Associação dos Deficientes Visuais de Toledo e a luta por acessibilidade

Acessibilidade, oportunidade de emprego e inclusão social são algumas das dificuldades de quem não pode ver. Não ter visão não impede essas pessoas de estudarem, de trabalharem, de formarem suas famílias. Entretanto, para muitas as limitações e a falta de políticas públicas de incentivo podem deixar a vida ainda mais no escuro.

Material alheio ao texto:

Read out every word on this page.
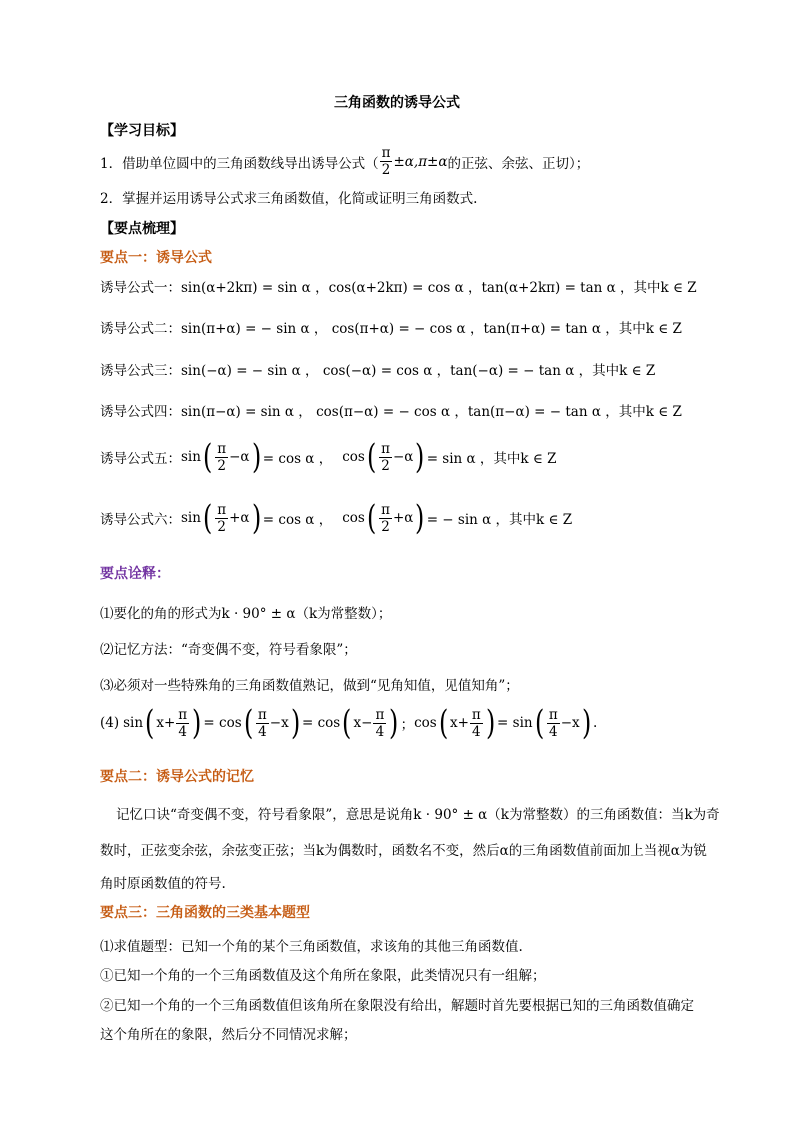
三角函数的诱导公式
【学习目标】
1．借助单位圆中的三角函数线导出诱导公式（ $\frac{\pi}{2} \pm\alpha,\pi\pm\alpha$ 的正弦、余弦、正切）；
2．掌握并运用诱导公式求三角函数值，化简或证明三角函数式.
【要点梳理】
要点一：诱导公式
诱导公式一：sin(α+2kπ) = sin α ，cos(α+2kπ) = cos α ，tan(α+2kπ) = tan α ，其中k ∈ Z
诱导公式二：sin(π+α) = − sin α ， cos(π+α) = − cos α ，tan(π+α) = tan α ，其中k ∈ Z
诱导公式三：sin(−α) = − sin α ， cos(−α) = cos α ，tan(−α) = − tan α ，其中k ∈ Z
诱导公式四：sin(π−α) = sin α ， cos(π−α) = − cos α ，tan(π−α) = − tan α ，其中k ∈ Z
诱导公式五： sin ( $\frac{\pi}{2} -\alpha$ ) = cos α ， cos ( $\frac{\pi}{2} -\alpha$ ) = sin α ，其中k ∈ Z
诱导公式六： sin ( $\frac{\pi}{2} +\alpha$ ) = cos α ， cos ( $\frac{\pi}{2} +\alpha$ ) = − sin α ，其中k ∈ Z
要点诠释：
⑴要化的角的形式为k · 90° ± α（k为常整数）；
⑵记忆方法：“奇变偶不变，符号看象限”；
⑶必须对一些特殊角的三角函数值熟记，做到“见角知值，见值知角”；
(4) sin ( $x+ \frac{\pi}{4}$ ) = cos ( $\frac{\pi}{4} -x$ ) = cos ( $x- \frac{\pi}{4}$ ) ； cos ( $x+ \frac{\pi}{4}$ ) = sin ( $\frac{\pi}{4} -x$ ) .
要点二：诱导公式的记忆
记忆口诀“奇变偶不变，符号看象限”，意思是说角k · 90° ± α（k为常整数）的三角函数值：当k为奇
数时，正弦变余弦，余弦变正弦；当k为偶数时，函数名不变，然后α的三角函数值前面加上当视α为锐
角时原函数值的符号.
要点三：三角函数的三类基本题型
⑴求值题型：已知一个角的某个三角函数值，求该角的其他三角函数值.
①已知一个角的一个三角函数值及这个角所在象限，此类情况只有一组解；
②已知一个角的一个三角函数值但该角所在象限没有给出，解题时首先要根据已知的三角函数值确定
这个角所在的象限，然后分不同情况求解；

Para o presidente da Associação dos Deficientes Visuais de Toledo (ADVT), Márcio da Silva França, promover qualidade de vida para esse público envolve diversos fatores. Ele pontua que um dos principais desafios da entidade é promover a autonomia e a independência das pessoas cegas, de maneira que isso possa possibilitar que ela tenha a oportunidade de participar de todos os segmentos sociais existentes na sociedade, aquelas que ela quer fazer parte.

“Uma das grandes dificuldades que enfrentamos é a acessibilidade”, lamenta o presidente ao citar que isso atinge a sociedade, pois a falta de acessibilidade pode impedir um cadeirante, uma mãe que leva o bebê no carrinho, de acessar os espaços que gostaria. Ele pontua que o problema atinge diversas regiões do município, desde os lugares que não são adaptados, até as estruturas que possuem linhas guias com chão tátil.

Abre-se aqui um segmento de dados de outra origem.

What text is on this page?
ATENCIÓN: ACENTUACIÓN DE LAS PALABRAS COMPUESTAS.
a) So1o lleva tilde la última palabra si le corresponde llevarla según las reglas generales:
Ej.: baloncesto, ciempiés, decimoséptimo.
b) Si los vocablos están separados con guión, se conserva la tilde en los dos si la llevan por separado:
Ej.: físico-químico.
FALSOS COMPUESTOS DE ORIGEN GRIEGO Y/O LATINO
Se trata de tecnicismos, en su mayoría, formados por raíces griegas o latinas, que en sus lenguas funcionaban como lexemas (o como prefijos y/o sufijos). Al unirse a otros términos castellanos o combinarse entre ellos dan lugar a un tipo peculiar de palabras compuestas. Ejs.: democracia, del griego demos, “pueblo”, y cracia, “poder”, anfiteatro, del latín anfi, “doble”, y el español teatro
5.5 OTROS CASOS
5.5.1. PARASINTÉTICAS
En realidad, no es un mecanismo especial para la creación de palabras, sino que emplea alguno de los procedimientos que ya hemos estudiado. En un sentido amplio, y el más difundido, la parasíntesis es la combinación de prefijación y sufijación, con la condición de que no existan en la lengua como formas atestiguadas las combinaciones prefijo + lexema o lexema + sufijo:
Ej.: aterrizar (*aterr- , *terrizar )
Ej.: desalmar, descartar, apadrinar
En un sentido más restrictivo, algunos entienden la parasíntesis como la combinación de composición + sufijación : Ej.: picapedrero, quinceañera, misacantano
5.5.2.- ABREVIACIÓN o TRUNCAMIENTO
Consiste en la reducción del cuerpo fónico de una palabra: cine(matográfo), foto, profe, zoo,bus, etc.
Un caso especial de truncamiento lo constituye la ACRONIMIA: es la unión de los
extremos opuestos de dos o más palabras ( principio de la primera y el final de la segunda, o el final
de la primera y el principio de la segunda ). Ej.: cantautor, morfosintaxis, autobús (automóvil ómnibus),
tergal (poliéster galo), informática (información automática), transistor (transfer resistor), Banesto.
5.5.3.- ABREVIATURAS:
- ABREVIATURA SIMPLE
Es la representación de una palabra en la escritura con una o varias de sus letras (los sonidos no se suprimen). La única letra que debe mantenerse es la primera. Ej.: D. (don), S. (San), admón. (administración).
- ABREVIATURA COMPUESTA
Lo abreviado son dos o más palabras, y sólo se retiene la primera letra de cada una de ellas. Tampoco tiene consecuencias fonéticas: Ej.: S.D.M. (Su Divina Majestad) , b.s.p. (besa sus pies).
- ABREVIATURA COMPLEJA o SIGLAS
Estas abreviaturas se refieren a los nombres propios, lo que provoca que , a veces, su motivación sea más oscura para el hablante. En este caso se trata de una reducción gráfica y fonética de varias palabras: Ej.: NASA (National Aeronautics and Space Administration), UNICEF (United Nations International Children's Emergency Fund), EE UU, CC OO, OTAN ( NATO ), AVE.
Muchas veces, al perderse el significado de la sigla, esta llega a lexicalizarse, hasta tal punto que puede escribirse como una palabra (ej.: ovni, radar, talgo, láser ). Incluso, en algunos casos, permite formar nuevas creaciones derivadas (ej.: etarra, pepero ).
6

DIFICULDADES EM DIVERSOS LOCAIS – Quando faltam ‘olhos’ para encontrar o melhor caminho o direto de ir e vir, por vezes, fica ainda mais limitado. “Encontramos essas dificuldades em prédios privados e em repartições públicas também. A própria Rodoviária – um espaço muito utilizado por nós, pois a sede de Associação fica em uma sala lá – falta muita acessibilidade”.

Entre aos problemas que envolvem o direto de ir e vir, ocorre a colocação da linha guia nas calçadas, mas nem sempre elas chegam até as entradas, ou se chegam acabam na porta. Ao serem colocadas até um determinado ponto impedem que a pessoa que utiliza a guia consiga chegar ao destino final para o atendimento, por exemplo.

Outra dificuldade, é que, segundo o presidente, diversos espaços que são adaptados foram construídos sem o diálogo necessário com os usuários que utilizam diariamente. Além disso, também é possível encontrar diversas barreiras arquitetônicas, por exemplos, toldos baixos, lixeiras nos passeios público, entre outros empecilhos que dificultam a acessibilidade.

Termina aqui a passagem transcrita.